Democratic critics have long flagged the deduction’s flaws. It encourages wealthy owners to game the system by reclassifying income, adding complexity for little gain. The average small business, drowning in paperwork, gets minimal relief. Simplifying the tax code and targeting aid to low- and middle-income entrepreneurs would spark real growth, not just pad the profits of the elite. Congress has the tools to make this happen, but it requires courage to stand up to powerful interests.
The political landscape is tricky. Republicans’ grip on Congress and the White House gives them an edge to push a tax bill through reconciliation. Yet their slim margins and internal squabbles over spending cuts open the door for Democrats to fight for fairness. Lawmakers must seize this chance to prioritize workers and small firms over corporate giants and wealthy owners. Anything less is a disservice to the people who power our economy.
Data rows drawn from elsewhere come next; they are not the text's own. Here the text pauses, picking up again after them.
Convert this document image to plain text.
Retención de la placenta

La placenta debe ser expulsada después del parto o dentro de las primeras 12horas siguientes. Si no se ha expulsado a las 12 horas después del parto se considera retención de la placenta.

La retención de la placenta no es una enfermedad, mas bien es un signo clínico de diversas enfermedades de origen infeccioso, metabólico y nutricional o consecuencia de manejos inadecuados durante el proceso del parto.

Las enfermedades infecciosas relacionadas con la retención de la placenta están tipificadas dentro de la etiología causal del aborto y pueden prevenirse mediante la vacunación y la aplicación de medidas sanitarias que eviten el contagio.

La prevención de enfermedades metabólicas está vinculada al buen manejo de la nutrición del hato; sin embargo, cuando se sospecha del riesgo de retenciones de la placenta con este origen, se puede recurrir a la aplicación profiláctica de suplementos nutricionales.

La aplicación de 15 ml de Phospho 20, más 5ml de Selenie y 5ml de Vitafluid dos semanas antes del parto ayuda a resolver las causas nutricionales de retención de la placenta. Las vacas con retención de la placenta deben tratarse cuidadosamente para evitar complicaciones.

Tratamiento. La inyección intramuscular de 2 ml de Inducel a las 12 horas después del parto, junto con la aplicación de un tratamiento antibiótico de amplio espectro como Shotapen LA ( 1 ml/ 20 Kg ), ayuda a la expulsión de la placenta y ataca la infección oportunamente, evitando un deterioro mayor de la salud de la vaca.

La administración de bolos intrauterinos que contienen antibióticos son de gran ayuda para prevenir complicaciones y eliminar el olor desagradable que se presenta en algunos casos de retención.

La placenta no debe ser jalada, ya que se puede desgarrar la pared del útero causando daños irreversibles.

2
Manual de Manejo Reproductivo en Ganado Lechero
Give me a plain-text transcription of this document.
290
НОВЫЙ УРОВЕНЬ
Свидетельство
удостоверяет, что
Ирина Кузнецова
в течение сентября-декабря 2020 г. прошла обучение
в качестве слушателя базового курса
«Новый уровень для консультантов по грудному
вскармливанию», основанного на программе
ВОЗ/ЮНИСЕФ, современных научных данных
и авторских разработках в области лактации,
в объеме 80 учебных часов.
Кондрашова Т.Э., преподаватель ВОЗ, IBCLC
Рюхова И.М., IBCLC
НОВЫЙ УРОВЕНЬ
Time to Put Main Street First
Trump’s tax plan, with Section 199A at its heart, is a slick bait-and-switch. It dangles relief for small businesses but hands the real prize to the rich. As someone who’s watched tax policy debates for years, I’m fed up with seeing workers and small firms get the short end of the stick. We need a tax system that lifts every community, not just the privileged few. Congress has a shot to set things right, to craft a policy that truly backs Main Street.
With TCJA provisions set to expire in December 2025, the stakes are high. Lawmakers face a clear choice: deepen inequality or build a fairer economy. For the sake of small businesses, workers, and the communities they sustain, let’s hope they choose the path of justice. Main Street isn’t just a catchphrase; it’s the lifeblood of America, and it deserves a tax policy that honors its role.